Yaghi noted that not all amines in the internal polyamine chains currently capture CO2so it may be possible to enlarge the pores to bind more than twice as much.

“This COF has a strong skeleton, is chemically and thermally stable, requires less energy and we have shown that it can withstand 100 cycles without loss of capacity. No other material has demonstrated such performance,” said Yaghi. “It’s basically the best material available for direct air capture.”

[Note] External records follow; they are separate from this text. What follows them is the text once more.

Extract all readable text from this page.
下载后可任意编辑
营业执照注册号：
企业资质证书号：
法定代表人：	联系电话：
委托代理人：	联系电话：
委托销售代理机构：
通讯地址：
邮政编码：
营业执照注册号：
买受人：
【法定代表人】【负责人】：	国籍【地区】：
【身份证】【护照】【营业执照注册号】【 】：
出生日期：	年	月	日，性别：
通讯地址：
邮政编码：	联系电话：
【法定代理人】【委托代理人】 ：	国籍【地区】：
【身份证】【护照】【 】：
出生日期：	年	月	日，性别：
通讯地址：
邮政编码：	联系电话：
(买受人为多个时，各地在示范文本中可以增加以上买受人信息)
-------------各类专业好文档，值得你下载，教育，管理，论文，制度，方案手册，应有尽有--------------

Yaghi is optimistic that artificial intelligence can help accelerate the design of even better COFs and MOFs for carbon capture or other purposes, including identifying the chemical conditions required to synthesize their crystal structures. He is the scientific director of a research center at UC Berkeley, the Bakar Institute of Digital Materials for the Planet (BIDMaP), which uses AI to develop cost-effective and easily deployable versions of MOFs and COFs to help limit and respond to climate impacts. change.

“We are very, very excited about blending AI with the chemistry that we do,” he said.

The work was funded by King Abdulaziz City for Science and Technology in Saudi Arabia, Yaghi’s carbon capture startup Atoco Inc., Fifth Generation’s Love, Tito’s and BIDMaP. Yaghi’s collaborators include visiting scholar Joachim Sauer of Humboldt University in Berlin, Germany, and computer science specialist Laura Gagliardi of the University of Chicago.